The scale length of the guitar is important for the feel of how it plays and the distance between the frets, but if we are making claims about where to put the neck pickup we need to understand that these relationships only tell us anything absolute about the notes we play on the open strings or at the octaves on those strings because fretting a note changes the speaking length of the string and this changes the mathematical relations between them. If we were playing a harp where the speaking length of the string is fixed, we could optimize the pickup placement the way that the tech article on Ed Roman's website implies, but playing a guitar involves changing the speaking length of the string with every different note. Just look at the way the location of the overtone nodes change as you move down the neck. As the string length shortens so does the distance of the node from the bridge (the only really fixed node on the guitar.

For example, if we are playing an open A string on a standard E tuned guitar then a pickup where the 24th fret would be is at the node for the third overtone of that A note (6.375" from the bridge), but is not at the node for the third overtone of the B note played at the second fret on the same string (5.68" from the bridge). In fact, the node for the third harmonic of the B is closer to where the pickup on a 24 fret guitar would be. So by Ed Roman's line of reasoning you should never buy one of his guitars if you ever plan to play a B note and have it sound good.
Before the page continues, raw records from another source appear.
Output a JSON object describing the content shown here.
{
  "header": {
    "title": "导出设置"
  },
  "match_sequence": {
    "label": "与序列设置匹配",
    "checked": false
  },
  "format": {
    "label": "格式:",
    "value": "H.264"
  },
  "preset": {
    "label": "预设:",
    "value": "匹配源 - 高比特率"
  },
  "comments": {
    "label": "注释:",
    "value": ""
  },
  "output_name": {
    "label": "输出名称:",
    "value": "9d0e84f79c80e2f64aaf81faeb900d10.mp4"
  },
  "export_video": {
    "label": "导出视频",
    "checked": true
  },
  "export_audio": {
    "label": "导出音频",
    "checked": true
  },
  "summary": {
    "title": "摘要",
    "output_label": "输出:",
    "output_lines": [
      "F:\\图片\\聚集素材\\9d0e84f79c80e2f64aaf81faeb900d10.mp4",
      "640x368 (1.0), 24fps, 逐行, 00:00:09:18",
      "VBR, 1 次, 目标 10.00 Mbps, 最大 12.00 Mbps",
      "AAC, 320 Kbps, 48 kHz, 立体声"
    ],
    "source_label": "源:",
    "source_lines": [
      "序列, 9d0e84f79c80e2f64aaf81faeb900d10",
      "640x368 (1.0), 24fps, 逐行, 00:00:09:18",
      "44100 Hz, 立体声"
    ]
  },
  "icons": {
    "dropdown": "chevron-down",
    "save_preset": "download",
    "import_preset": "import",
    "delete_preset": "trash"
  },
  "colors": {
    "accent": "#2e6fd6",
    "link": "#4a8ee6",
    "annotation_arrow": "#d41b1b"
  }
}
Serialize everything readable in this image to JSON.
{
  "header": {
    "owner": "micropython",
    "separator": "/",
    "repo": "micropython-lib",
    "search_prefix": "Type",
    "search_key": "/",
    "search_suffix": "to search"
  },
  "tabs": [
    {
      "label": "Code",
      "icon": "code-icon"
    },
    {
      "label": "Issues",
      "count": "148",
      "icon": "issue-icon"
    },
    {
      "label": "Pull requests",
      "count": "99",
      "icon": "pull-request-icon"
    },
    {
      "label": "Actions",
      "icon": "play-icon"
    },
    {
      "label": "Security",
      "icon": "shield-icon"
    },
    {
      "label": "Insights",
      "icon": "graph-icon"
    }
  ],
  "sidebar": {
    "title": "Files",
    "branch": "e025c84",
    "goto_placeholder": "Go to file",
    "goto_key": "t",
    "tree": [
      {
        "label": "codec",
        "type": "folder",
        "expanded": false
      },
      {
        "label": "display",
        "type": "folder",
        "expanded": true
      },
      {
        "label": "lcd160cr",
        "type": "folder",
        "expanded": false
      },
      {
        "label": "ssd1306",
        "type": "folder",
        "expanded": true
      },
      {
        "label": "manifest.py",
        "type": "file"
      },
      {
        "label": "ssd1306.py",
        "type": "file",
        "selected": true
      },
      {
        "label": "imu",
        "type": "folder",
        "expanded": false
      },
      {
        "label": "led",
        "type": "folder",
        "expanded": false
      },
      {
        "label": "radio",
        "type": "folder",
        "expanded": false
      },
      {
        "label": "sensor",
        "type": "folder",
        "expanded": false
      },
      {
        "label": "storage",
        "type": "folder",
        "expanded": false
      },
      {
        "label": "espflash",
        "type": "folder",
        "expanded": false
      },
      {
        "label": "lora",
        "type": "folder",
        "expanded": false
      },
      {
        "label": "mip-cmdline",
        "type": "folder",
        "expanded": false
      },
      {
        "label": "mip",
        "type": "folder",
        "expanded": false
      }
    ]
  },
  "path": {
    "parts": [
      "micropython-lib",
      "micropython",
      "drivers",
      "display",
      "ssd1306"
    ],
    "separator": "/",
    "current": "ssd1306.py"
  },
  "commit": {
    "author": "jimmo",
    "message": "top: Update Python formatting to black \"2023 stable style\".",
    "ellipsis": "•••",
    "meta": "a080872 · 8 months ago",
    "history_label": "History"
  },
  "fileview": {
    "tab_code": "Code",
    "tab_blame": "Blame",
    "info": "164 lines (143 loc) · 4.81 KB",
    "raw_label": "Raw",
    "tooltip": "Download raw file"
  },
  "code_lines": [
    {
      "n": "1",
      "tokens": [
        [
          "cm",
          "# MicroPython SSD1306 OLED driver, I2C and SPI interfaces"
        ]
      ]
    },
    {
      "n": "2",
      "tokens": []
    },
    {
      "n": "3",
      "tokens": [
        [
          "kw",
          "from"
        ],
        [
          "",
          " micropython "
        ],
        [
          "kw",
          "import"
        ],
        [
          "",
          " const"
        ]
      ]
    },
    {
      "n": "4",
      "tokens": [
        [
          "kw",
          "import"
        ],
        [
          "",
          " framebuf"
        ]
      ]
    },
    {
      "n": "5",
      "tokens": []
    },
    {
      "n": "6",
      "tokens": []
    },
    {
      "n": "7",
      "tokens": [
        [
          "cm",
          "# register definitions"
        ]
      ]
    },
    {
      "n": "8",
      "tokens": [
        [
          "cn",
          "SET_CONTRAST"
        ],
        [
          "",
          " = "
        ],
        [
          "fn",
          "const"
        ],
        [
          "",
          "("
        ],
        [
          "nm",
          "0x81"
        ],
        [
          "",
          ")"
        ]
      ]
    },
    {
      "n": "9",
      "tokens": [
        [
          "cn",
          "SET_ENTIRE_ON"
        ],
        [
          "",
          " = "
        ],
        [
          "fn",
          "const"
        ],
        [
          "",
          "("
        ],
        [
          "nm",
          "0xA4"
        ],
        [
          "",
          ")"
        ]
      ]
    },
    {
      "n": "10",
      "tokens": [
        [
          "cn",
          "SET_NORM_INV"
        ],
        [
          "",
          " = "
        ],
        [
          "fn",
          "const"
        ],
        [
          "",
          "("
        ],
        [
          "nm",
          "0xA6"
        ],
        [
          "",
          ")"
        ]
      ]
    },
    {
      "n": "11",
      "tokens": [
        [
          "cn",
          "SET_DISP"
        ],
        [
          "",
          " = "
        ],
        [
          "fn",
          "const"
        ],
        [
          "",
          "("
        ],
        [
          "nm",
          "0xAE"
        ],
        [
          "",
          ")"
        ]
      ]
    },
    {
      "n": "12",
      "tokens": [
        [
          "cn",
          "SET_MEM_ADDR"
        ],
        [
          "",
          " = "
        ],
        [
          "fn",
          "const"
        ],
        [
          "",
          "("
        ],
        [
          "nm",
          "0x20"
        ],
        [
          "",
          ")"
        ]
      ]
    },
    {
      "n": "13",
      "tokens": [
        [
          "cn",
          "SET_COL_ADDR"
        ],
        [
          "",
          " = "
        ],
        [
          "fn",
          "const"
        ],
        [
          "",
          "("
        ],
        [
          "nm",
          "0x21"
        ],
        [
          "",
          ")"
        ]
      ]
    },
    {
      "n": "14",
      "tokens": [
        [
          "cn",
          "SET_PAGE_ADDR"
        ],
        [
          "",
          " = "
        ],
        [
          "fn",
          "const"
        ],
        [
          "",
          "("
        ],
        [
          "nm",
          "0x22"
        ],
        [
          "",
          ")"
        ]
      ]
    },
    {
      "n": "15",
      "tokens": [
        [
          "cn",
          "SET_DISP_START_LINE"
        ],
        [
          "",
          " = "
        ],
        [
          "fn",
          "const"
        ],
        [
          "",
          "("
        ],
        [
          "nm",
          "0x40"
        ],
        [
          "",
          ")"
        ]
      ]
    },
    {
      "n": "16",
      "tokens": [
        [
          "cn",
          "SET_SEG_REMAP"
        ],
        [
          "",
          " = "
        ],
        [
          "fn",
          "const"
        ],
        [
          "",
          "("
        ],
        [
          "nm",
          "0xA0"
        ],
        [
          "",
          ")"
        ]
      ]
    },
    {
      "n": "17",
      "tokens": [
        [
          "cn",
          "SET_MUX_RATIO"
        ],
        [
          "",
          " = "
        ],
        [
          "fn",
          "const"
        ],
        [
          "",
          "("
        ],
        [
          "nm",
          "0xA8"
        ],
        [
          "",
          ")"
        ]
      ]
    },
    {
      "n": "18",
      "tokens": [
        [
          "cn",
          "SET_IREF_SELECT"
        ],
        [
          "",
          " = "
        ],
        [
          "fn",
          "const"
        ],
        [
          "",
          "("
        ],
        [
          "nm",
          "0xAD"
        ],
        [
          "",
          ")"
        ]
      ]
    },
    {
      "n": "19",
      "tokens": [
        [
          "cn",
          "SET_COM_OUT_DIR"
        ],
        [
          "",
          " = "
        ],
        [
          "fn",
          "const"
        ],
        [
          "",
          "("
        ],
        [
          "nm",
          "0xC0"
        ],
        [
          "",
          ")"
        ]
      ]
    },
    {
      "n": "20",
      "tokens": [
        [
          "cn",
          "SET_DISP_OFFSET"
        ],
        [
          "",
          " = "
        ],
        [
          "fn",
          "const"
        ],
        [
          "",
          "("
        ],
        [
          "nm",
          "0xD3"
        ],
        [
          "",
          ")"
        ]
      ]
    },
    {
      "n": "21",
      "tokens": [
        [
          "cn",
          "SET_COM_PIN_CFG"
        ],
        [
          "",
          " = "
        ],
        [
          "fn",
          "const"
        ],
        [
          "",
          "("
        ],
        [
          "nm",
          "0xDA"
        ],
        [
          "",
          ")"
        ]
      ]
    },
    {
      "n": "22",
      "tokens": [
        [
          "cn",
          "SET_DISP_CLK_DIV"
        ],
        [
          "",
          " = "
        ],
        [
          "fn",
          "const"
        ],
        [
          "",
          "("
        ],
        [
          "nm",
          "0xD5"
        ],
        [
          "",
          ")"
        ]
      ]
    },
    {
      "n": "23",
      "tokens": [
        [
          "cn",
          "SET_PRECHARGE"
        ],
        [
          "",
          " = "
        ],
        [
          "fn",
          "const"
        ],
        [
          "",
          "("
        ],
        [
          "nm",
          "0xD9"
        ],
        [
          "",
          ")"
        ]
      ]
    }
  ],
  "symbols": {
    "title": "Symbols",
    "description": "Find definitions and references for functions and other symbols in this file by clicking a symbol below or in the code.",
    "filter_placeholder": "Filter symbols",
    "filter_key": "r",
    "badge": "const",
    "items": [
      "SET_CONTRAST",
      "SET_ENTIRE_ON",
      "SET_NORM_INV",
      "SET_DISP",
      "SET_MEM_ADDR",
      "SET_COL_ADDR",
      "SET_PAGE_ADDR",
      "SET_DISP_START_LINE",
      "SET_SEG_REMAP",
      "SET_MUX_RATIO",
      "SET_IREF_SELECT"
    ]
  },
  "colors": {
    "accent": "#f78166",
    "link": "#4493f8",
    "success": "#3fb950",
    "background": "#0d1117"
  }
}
Screw E minor. Who needs it anyway.

And this is just comparing single notes on the same string. Think about trying to optimize pickup placement for a jazz chord like a Gadd9 or a Dmin7 with an open string and a three fret spread somewhere up the neck where three of the four strings being played have very different speaking lengths.

So the 'design flaw' that the Ed Roman article points out only really holds true for notes played on the open strings (or at the octaves). The moment you fret any other note the mathematical relations all change. That's the other immutable law of physics that neither Ed Roman nor his physicist engineer friend John Johnson mention in the article.

Guitars are built to be fretted, and the shifting relationship between speaking lengths is what makes chords played on different strings sound so different from each other even when they are composed of the same notes. The only reason Ed wants you to buy that this is a design flaw is so that he can sell you his own guitar rather than one you can buy almost anywhere.

Frankly, if I wanted a semi-custom, American made guitar I'd go with Carvin long before Ed Roman.

Thursday, October 1, 2009

Nothing Much To Begin

I'm making this blog in order to have a place to post my thoughts on all matters guitar. I've been playing on and off for years -- pretty basic stuff, mostly -- and I pretty much suck as a guitarist. There are pre-teens that have made more progress in a year of playing than I have in all my years. That's okay with me. I only do this because I like playing. I get to make sounds not entirely unlike music, some of which are pretty enough to keep my partner from leaving the room when I play and have fun doing it with absolutely no bad consequences when I screw up. Not a bad gig, all in all.

That said, I love guitar just as much as the next, better player. And I love *my* guitars just as much as the next gearhead. And I love finding new sounds to make with them. I live in an apartment, so my primary setup is running my Hagstrom Swede through a Line 6 USB audio interface into an iMac running any one of a half-dozen virtual hardware sims, demo or full, to satisfy my jones for tones. I use these to play loudly and badly for about an hour every day.

I might write up a review of some of these things in the near future or put together my thoughts on strings, or finally get my thoughts out on why 95% of what I read on the internet about scale lengths and pickup placement and whatnot is a complete load of crap. We'll see.

After all, I have lots of other writing that I'm paid to do, and a guitar that I could be thrashing instead of writing stuff like this.